Cita-citaku berakhir. Aku yang mengakhirinya karena aku tidak kuat lagi dianiaya oleh dia.

Dia yang mengakhiri mimpiku.

Dia yang merengut semua kerja kerasku!

Dia merengut semua itu hanya karena dia tidak suka orang lain lebih sukses darinya! Dia tidak suka orang lain tidak menjilat kakinya demi mencapai cita-cita mereka! Walaupun aku tahu kesuksesan yang dijanjikan bukan kuasa dia, melainkan kuasa ayahnya.

Anak yang payah. Dia sama payahnya denganku yang menyerah.

Aku menutup buku itu dan meletakkannya dalam rak.

Kemudian, aku membuka mataku meninggalkan jalan benak.
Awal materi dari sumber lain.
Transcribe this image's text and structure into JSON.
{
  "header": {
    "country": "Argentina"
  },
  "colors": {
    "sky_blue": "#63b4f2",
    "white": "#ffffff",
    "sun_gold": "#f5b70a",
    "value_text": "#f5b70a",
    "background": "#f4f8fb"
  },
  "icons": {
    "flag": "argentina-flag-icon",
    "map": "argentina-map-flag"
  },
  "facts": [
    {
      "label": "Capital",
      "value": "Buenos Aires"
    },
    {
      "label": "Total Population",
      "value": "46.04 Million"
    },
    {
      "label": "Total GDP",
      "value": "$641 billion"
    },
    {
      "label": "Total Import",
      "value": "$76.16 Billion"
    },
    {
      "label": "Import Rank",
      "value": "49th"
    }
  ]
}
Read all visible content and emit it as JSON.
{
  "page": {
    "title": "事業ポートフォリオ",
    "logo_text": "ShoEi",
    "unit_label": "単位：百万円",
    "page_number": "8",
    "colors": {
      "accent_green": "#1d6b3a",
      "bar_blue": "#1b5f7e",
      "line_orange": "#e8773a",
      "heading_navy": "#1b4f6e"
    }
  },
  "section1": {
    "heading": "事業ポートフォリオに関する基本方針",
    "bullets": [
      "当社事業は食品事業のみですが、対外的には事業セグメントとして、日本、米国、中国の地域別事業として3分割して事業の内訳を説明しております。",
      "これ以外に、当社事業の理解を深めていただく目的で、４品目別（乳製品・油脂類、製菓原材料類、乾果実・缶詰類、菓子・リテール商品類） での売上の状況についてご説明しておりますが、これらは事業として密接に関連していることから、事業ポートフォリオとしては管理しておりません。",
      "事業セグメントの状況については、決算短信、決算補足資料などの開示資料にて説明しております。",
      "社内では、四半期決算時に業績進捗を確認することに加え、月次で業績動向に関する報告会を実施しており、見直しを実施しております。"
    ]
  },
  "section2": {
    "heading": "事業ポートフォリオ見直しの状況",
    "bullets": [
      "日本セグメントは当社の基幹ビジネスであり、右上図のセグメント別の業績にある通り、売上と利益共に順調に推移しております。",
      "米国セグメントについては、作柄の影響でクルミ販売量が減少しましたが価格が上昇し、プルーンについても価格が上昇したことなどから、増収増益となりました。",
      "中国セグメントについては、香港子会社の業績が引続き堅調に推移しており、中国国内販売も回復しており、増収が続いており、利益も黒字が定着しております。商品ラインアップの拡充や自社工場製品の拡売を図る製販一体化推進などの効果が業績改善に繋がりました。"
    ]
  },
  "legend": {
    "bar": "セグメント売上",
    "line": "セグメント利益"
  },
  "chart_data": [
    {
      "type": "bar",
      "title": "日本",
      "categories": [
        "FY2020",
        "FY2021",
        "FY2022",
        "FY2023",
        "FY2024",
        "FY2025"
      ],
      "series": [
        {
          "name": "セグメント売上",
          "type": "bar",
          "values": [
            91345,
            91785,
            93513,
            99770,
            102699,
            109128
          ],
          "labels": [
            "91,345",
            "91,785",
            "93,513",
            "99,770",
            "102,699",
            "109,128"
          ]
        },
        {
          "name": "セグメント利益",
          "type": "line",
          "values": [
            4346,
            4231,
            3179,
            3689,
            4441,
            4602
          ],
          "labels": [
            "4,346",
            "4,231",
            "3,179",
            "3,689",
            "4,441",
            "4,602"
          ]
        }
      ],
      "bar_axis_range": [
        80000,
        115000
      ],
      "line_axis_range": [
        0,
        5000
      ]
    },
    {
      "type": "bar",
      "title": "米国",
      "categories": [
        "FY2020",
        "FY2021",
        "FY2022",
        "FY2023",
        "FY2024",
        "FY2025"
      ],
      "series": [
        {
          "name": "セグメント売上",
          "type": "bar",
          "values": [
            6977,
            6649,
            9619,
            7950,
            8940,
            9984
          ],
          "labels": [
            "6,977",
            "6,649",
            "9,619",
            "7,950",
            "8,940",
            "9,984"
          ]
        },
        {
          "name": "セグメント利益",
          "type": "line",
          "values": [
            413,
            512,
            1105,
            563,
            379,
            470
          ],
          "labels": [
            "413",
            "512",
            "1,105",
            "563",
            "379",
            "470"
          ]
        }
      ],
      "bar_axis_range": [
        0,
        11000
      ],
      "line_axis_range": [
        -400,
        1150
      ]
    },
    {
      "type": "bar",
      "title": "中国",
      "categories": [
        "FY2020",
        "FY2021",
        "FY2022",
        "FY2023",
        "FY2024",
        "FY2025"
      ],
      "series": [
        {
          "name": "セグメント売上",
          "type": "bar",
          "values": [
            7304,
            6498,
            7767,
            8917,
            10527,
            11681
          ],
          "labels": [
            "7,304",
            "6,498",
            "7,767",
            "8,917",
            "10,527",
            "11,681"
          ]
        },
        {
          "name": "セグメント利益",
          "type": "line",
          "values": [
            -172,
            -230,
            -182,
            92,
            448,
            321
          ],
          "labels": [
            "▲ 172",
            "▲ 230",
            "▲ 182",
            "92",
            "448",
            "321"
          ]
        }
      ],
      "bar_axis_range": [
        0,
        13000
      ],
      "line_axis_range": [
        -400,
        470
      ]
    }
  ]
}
Aku menatap kepada pintu yang terbuka.

"Aku tidak memiliki apa-apa lagi," ucapku dalam hati. "Aku tidak bisa meninggalkan sekolah ini. Semua upayaku hanya akan menembus kedua tangan ini..."

Sebelum aku dapat mengakhiri renunganku dengan benar, perhatianku terpanggil oleh dentuman keras dari koridor barak. Suara kerak kayu menyusul setelahnya.

Dia.

Aku melihat dia dari celah pintu gudang ini. Lengan seragam dia diikat oleh ban bertuliskan "Panitia Orientasi." Dia berdiri tegap membelakangiku. Posturnya yang terlihat seperti kuli melecehkan mataku.

Aku tidak percaya dia diberikan posisi sebagai panitia orientasi. Tetapi, aku tidak terkejut juga. Aku tahu dia selalu ingin "kuasanya" diakui oleh semua orang. Dengan itu, dia mau menggunakan cara curang untuk menjadi panitia orientasi.

Aku pun tidak terkejut melihat dia menganiaya siswa baru. Dia ingin "menyatakan kuasanya" menggunakan status panitia orientasinya.

Dia membentak siswa itu, "Kamu nyolot ke abang!"

Aku bisa melihat siswa yang dia hantamkan ke lemari dari bahunya. Siswa itu...

Siswa...

...

Siswa itu tersenyum lugu menghadap dia. Matanya tidak menunjukan rasa takut terhadap dia. Aku melihat ketulusan dari mata siswa itu saat menjawab gertakan dia.

"Siap, tidak bang! Saya tidak menggurui abang!" balasnya dengan tulus. Matanya mengetahui rasa takut dia jika kuasanya tidak diakui.

Aku ingin marah, tetapi aku tidak bisa melakukan apa-apa.

Semua yang aku lakukan akan menembus tanganku.

Tetapi...

Tetapi aku bisa membantu siswa itu. Aku tahu aku bisa membantu siswa itu. Aku bisa memberikan tuntunan cara menghadapi dia.

Itulah mimpi baruku, itulah cita-cita yang harus aku penuhi sebelum semuanya berakhir. Aku akan menuntun siswa yang menarik ini untuk menghentikan dia.

Aku mendapat kesempatan untuk menjatuhkanmu.

Terima kasih Tuhan akan kesempatan ini.